Austrian Adventures: Little moments, big memories

BY HANNAH CRITES
Austria Correspondent

When I get home, I expect my family and friends to ask what my favorite part of the semester was. While it’s too soon to give an exact answer, I can tell you now that it will not be an attraction – it will not be something that I scheduled or planned. My favorite moments of the various trips I’ve taken are the moments I get lost or settle down and reflect on the day with my travel group.

We have a group of eight, four guys and four girls, and we are a bunch of odd balls who didn’t know each other well before coming to Austria. We just all had mutual friends within the group and we all came together and decided to travel Europe. It’s really funny how it works out. We have personalities of all shapes and sizes, so when you throw those personalities into the stressful situation that traveling can bring up, we are forced to form tight bonds.

So far, I have been to Salzburg, Vienna and Venice with these wacky people. We have a lot of fun together, but as I said, it’s the little moments in our trips that have a lasting impact in my mind with each trip.

We went to Venice, Italy a few weeks ago and had an amazing time visiting the various cathedrals, seeing the gondolas, feeding pigeons in St. Mark’s Square, and finding other Venetian attractions. One of the girls in my group had a family death that week and the funeral was held on the same day we were in Venice, so we decided to gather together to pray a rosary for the deceased and her family. We found a dock right on the Grand Canal and dangled our feet above the water offering comfort to our mourning friend.

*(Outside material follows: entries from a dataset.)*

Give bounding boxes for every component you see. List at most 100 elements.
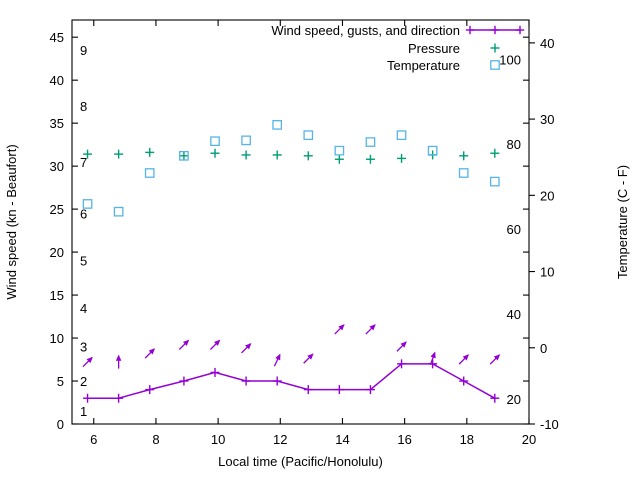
temperature-point [458,168,469,178]
fahrenheit-label-40: 40 [507,307,521,322]
x-tick-label-12: 12 [273,432,287,447]
wind-speed-point [397,359,407,369]
x-tick-label-10: 10 [211,432,225,447]
wind-speed-point [83,393,93,403]
direction-arrow [334,324,345,335]
temperature-point [144,168,155,178]
fahrenheit-scale: 20 40 60 80 100 [499,53,521,407]
direction-arrow [273,353,281,367]
y-tick-label-45: 45 [50,30,64,45]
y-tick-label-15: 15 [50,288,64,303]
temperature-point [113,206,124,217]
fahrenheit-label-20: 20 [507,392,521,407]
beaufort-label-1: 1 [80,404,87,419]
y2-tick-label--10: -10 [540,417,559,432]
wind-speed-point [334,385,344,395]
y-axis-right: -10 0 10 20 30 40 [529,36,559,432]
wind-speed-point [272,376,282,386]
y-tick-label-5: 5 [57,374,64,389]
direction-arrow [82,356,93,368]
temperature-point [272,120,283,130]
temperature-point [82,199,93,209]
legend: Wind speed, gusts, and direction Pressure… [271,23,525,73]
direction-arrow [178,339,190,350]
pressure-point [210,148,220,158]
temperature-point [334,145,345,156]
legend-key-marker [490,25,500,35]
direction-arrow [144,348,156,359]
legend-label: Wind speed, gusts, and direction [271,23,460,38]
pressure-point [145,147,155,157]
wind-speed-point [459,376,469,386]
beaufort-label-7: 7 [80,155,87,170]
legend-label: Pressure [408,41,460,56]
direction-arrow [115,354,122,369]
y-tick-label-0: 0 [57,417,64,432]
plot-frame [71,19,530,425]
temperature-point [365,137,376,147]
y2-tick-label-20: 20 [540,188,554,203]
y-tick-label-35: 35 [50,116,64,131]
x-tick-label-16: 16 [397,432,411,447]
arrow-head [307,353,314,360]
arrow-head [462,354,470,361]
pressure-point [241,150,251,160]
y-tick-label-40: 40 [50,73,64,88]
wind-direction-arrows [82,324,501,369]
y2-tick-label-30: 30 [540,112,554,127]
beaufort-scale: 1 2 3 4 5 6 7 8 9 [80,43,87,419]
wind-speed-point [490,393,500,403]
legend-key-marker [515,25,525,35]
legend-key-marker [465,25,475,35]
pressure-point [490,148,500,158]
legend-entry[interactable]: Pressure [408,41,500,56]
direction-arrow [458,354,470,365]
legend-key-marker [490,43,500,53]
x-tick-label-6: 6 [90,432,97,447]
arrow-head [245,343,252,350]
y-tick-label-25: 25 [50,202,64,217]
pressure-point [303,151,313,161]
direction-arrow [396,341,407,352]
beaufort-label-5: 5 [80,254,87,269]
pressure-point [83,149,93,159]
fahrenheit-label-60: 60 [507,222,521,237]
x-tick-label-14: 14 [335,432,349,447]
fahrenheit-label-100: 100 [499,53,521,68]
beaufort-label-4: 4 [80,301,87,316]
series-pressure [83,147,500,164]
temperature-point [396,130,407,141]
arrow-head [369,324,376,331]
y2-tick-label-0: 0 [540,341,547,356]
beaufort-label-6: 6 [80,206,87,221]
axis-titles: Wind speed (kn - Beaufort) Temperature (C… [4,144,630,469]
direction-arrow [209,339,221,350]
legend-key-marker [490,60,500,70]
y2-tick-label-10: 10 [540,265,554,280]
y-tick-label-30: 30 [50,159,64,174]
arrow-head [338,324,345,331]
pressure-point [397,153,407,163]
arrow-head [430,351,436,359]
legend-label: Temperature [387,58,460,73]
y2-axis-title: Temperature (C - F) [615,165,630,279]
legend-entry[interactable]: Temperature [387,58,500,73]
direction-arrow [429,351,436,366]
legend-entry[interactable]: Wind speed, gusts, and direction [271,23,525,38]
arrow-head [86,356,93,364]
wind-speed-line [87,363,496,399]
direction-arrow [365,324,376,335]
series-temperature [82,120,500,217]
arrow-head [493,354,501,361]
pressure-point [179,151,189,161]
series-wind-speed [83,359,500,403]
beaufort-label-3: 3 [80,340,87,355]
wind-speed-point [179,376,189,386]
x-axis: 6 8 10 12 14 16 18 20 [90,20,536,447]
x-tick-label-8: 8 [152,432,159,447]
beaufort-label-8: 8 [80,99,87,114]
temperature-point [303,130,314,141]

Once we were done praying the rosary, we continued to sit on that dock and watch the sun go down over the city. As the sky filled with color, we talked about anything and everything. We admired the beauty of the city from afar and thanked God for the opportunity to travel. Once the sun had set, we wandered around the city, which was equally beautiful at night, and stayed up late in our hotel playing cards.

It’s the simple moments I want to remember about traveling in Europe. It’s the moments when the four history majors in our group start acting like kids in a candy store while wandering through a medieval castle, the moments of wandering around an Italian street market with a close friend in search of the cheapest “Italia” sweatshirt we can find, the moments of getting a little lost and stumbling into a residential area and being able to see how the locals live, it’s the moments of sitting on the water and supporting a mourning friend.

I hope our travel group stays close once we get back to main campus. Two of them are commuters, one of them is leaving Franciscan, another is graduating in May, and I am headed to Washington D.C. for a journalism program for the spring semester, so we’ll do what we can to stay close. The memories of those moments that are my favorite will be the thing that keeps that bond going strong.